A 2-inch display (for a single eye) is the absolute ideal for VR, says Kopin. Traditional VR displays—like those found today in the Rift and Vive—are limited by how small they can be made. Shrinking them down to 2-inches while keeping them packed full of pixels is the challenge. Meanwhile, microdisplays benefit from having incredibly tiny and dense pixels, but when it comes to VR, the challenge is—counterintuitively—actually making them larger.
The microdisplay manufacturing process is similar to how computer processors are created, which involves etching microscopic structures onto silicon wafers. This process is highly specialized, requires phenomenally expensive equipment, and is only profitable at scale. Because most facilities in the world capable of this sort of manufacturing are set up to make the smallest components possible, it’s non-trivial to manufacture a larger microdisplay without a massive capital investment.
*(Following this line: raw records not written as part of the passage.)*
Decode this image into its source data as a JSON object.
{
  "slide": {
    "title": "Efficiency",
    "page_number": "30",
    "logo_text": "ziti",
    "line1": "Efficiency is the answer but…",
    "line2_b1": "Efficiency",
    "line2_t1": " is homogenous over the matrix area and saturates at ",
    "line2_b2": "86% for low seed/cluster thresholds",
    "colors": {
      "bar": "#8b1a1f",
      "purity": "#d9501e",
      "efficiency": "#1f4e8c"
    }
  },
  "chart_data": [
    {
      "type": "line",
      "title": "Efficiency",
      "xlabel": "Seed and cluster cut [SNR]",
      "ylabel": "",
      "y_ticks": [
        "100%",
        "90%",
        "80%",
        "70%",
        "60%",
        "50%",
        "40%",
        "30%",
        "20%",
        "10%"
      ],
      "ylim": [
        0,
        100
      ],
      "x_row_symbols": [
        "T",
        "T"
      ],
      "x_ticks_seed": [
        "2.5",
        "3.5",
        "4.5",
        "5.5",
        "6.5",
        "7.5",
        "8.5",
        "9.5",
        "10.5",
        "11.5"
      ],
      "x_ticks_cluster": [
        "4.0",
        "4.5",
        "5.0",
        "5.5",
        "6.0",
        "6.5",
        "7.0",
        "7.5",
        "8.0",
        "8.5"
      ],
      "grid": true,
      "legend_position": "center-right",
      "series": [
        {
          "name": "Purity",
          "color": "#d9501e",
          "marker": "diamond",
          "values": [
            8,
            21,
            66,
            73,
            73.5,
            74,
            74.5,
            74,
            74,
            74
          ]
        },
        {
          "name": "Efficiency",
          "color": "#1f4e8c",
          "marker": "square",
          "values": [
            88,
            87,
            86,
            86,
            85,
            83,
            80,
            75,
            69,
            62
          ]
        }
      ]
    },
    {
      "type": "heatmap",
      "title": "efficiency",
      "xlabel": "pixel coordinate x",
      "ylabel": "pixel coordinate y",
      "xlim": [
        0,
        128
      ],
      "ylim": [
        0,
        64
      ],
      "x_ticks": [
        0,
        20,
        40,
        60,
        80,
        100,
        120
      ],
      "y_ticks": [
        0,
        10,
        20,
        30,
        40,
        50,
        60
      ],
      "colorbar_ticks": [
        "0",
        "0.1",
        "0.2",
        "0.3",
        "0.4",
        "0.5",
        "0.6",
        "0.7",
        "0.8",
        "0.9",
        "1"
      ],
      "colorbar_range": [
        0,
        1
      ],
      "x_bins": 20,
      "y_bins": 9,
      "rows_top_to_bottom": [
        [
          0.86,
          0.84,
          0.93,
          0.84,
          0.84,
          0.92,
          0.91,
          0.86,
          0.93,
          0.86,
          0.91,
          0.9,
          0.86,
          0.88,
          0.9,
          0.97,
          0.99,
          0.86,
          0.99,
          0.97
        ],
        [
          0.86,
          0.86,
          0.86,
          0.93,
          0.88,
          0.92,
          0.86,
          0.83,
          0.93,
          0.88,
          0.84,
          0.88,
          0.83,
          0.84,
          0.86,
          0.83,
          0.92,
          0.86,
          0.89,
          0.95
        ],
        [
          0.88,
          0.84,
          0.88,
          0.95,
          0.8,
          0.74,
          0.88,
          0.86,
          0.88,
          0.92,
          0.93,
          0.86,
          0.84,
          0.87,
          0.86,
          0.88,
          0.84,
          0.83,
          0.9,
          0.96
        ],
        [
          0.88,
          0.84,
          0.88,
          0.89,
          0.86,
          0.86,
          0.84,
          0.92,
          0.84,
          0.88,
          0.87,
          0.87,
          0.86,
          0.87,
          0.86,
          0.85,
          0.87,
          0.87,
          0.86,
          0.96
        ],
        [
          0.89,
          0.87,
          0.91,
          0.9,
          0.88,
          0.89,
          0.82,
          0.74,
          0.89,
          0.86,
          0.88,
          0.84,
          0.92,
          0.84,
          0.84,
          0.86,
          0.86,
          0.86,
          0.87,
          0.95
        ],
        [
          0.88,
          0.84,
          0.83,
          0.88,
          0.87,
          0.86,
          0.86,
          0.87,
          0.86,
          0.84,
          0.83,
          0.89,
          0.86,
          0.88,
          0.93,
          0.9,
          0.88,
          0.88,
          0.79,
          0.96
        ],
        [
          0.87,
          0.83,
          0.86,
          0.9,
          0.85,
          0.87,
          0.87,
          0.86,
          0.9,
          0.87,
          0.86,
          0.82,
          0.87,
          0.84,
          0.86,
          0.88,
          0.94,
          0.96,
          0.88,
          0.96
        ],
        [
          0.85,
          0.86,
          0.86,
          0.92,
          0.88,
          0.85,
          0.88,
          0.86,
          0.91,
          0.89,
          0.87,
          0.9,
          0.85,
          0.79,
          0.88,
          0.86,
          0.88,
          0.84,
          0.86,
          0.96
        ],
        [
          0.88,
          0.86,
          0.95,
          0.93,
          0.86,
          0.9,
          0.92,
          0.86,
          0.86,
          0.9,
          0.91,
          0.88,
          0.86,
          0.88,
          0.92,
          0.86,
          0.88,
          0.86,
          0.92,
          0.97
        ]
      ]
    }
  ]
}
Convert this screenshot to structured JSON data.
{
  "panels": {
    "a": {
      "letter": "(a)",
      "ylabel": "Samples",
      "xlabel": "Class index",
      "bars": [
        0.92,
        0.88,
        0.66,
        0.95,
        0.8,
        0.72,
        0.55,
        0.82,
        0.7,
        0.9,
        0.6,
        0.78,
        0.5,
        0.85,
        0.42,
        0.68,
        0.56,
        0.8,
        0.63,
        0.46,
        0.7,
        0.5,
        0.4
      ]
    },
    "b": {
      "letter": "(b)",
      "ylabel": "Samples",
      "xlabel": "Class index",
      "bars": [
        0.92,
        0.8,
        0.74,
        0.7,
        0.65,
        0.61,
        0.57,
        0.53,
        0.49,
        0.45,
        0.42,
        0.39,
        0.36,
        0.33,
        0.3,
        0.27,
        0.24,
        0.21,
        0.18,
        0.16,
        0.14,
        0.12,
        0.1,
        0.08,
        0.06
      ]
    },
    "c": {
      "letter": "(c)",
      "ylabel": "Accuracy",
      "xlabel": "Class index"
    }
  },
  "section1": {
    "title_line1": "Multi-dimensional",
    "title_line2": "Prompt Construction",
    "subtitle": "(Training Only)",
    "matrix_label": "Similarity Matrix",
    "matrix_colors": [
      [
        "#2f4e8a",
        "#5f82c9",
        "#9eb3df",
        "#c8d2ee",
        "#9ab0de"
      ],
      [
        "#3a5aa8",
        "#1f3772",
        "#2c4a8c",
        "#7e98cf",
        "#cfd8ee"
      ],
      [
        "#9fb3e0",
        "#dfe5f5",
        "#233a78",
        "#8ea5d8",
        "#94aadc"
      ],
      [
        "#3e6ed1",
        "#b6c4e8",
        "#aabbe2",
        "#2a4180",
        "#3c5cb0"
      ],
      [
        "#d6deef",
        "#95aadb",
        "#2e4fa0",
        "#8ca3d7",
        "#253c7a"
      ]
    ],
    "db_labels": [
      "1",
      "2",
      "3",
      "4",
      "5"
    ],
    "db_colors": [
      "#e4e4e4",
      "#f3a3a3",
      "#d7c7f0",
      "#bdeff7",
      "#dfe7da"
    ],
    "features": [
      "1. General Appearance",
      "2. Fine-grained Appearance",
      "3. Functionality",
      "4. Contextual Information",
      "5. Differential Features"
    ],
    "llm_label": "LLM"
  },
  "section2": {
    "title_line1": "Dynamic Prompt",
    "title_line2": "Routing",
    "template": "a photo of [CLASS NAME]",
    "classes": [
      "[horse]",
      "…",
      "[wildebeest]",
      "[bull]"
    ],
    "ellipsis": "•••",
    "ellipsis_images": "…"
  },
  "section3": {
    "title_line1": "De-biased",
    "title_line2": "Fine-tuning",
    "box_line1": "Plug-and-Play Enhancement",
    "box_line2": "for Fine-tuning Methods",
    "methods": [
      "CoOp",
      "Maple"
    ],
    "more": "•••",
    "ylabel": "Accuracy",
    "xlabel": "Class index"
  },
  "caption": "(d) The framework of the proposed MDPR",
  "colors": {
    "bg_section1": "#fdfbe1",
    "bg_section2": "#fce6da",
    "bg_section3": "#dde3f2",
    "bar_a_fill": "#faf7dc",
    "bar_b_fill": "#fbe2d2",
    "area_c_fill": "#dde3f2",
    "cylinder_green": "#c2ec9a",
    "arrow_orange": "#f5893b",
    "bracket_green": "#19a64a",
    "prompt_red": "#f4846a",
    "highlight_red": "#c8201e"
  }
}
Kopin told me that, because of the diminutive size of the microdisplay, achieving an immersive field of view is one of the challenges that face this display technology; the image needs heavy magnification in order to achieve a wide field of view. They claim their current Lightning display is capable of delivering up to a 110 degree diagonal field of view using a dual-element Fresnel lens. They are also working in conjunction with 3M to develop an even smaller ‘pancake’ optic which they say can achieve a 100 degree field of view.
However, having not seen through the headset yet, it isn’t clear to me how much of a toll this optical transformation has on the resultant image quality, nor the extent or the effectiveness of the counter-distortions necessary to counteract the optics; my impression is that achieving that wide field of view from a microdisplay is not trivial. Kopin seemed to indicate the same, saying that larger displays would likely have an edge in the field of view department compared to microdisplays, at least until microdisplays can be made larger.
To that end, Kopin and partners have made an initial $150 million investment to create a new facility capable of manufacturing a larger and higher resolution version of their VR microdisplay, the company says. This is many years further out into the future, likely after the completion of the new facility, but the company’s roadmap indicates they are aiming for a 1.3-inch 3,072 x 3,072 display followed by a 1.37-inch 4,096 x 4069 display, in due course.
As the displays get larger, however, they succumb to the same optical physics that necessitate the bulk of today’s headsets: an increasing focal length that requires the lens to be further from the display in order for it to focus correctly. Even so, at that size the microdisplay should retain its advantage in pixel density.
So on the one hand, you have traditional OLED display makers like Samsung working to shrink their displays, and microdisplay makers like Kopin trying to enlarge their displays. Who will hit the sweet spot first remains to be seen.